I have been participating in a thread about a serious problem encountered by many KA users. (See: https://khanacademy.zendesk.com/hc/en-us/community/posts/115001114611-Reset-Unit-Tests) This thread has been active for 3 years, without any resolution and with only a single comment from a KA representative stating that the feature in question would not be implemented, because it is not in line with KA's "pedagogical perspective".
I am writing this post as general feedback to KA, to ask if KA's pedagogical perspective is really more important than the needs of KA users.
I am also curious where this "pedagogical perspective" comes from. Is this merely a bunch of KA employees imposing their personal opinions of how education should work on their users, like systems including Montessori and Waldorf? Is this "pedagogical perspective" informed by high quality studies and evidence based scientific knowledge? What is KA's pedagogical perspective? Is there a published document outlining this pedagogical perspective, and if not, why not? As a KA user and as someone who has used KA for the education of my own children, I would very much like to know exactly what this pedagogical perspective is, that is so important that KA feels it appropriate to straight up ignore 273 comments over 3 years, of people concerned that the platform is seriously interfering with learning, by an excessively antagonistic attitude toward failure that has lead to rather excessive punishment of failure in unit tests.
Further, I am curious and concerned about whether KA actually cares about its users and about its goal of providing a world class education anymore. I started using KA many years ago, and when I started, I felt like education quality was an important feature of the system. Now, I feel like KA has just adopted all of the poor education techniques and perspectives common in the U.S. education system. That's not world class. When I started using KA as part of the math curriculum for my children, they largely enjoyed it. Now, they don't like it, despite all of them being quite good at math, largely because the system has become more harsh in its treatment of failure. I started using KA years ago, with the initial goal of improving my ability to do math in my head. Again, it was an excellent platform for that when I started, but now there is so much focus on test driven learning and punishing failure that I find it incredibly frustrating. I am a very motivated learner, but after around 30 minutes of KA, my motivation is completely destroyed and takes weeks to return. At this very moment, I really want to try to complete the unit test for the section I am currently working on, but I just can't bring myself to even start the test, because the last three unit tests I did were so harshly punishing for just a single question missed.
Is this where KA is headed going forward? Is the plan to turn this into a learning system with all of the flaws in the U.S. education system that cause a majority of students to absolutely hate learning? Right now, I don't want to use KA for my children's education anymore, because I am afraid it is going to make them hate learning, which was the reason we were homeschooling in the first place.
Is KA really turning into just another U.S. school program that happens to be online but still does a crummy job of teaching and an excellent job of making students hate learning?
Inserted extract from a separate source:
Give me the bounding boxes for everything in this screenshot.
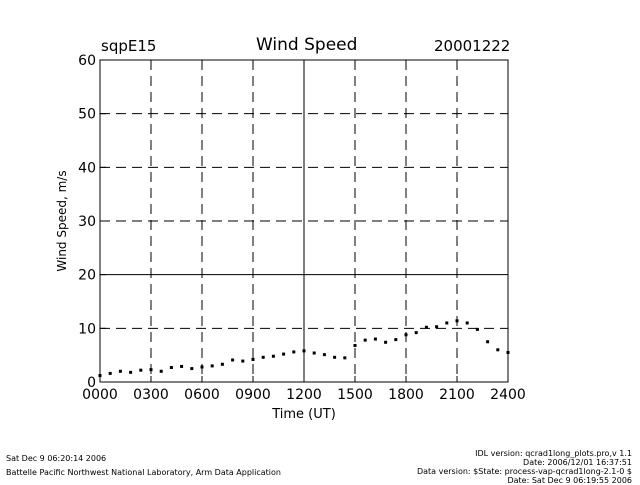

Am I being too sensitive?
I feel like KA was heading in the right direction but then adopted the typical U.S. classroom pedagogy and now thinks that it is doing a good job when really it is just doing all of the stuff everyone else in the U.S. is doing that is resulting in a fairly well funded education system having very sub-par results. If this is where KA is heading, I am not sure it is worth continuing to use. I want the program KA promised to become, but I feel like it is going in the opposite direction.
And if KA really is trying to improve, where is the public discussion on KA's pedagogical perspective? As a KA user, as a student, as a parent of children who struggle with problems KA is blaming on its pedagogical perspective, as an education researcher, and as an educator myself, I feel like I should have a say in this. And if KA ever expects me to contribute funding to the program, I demand a say in KA's pedagogical perspective. My teaching is informed entirely by the needs of my students, and it bothers me that KA isn't even listening to its own students.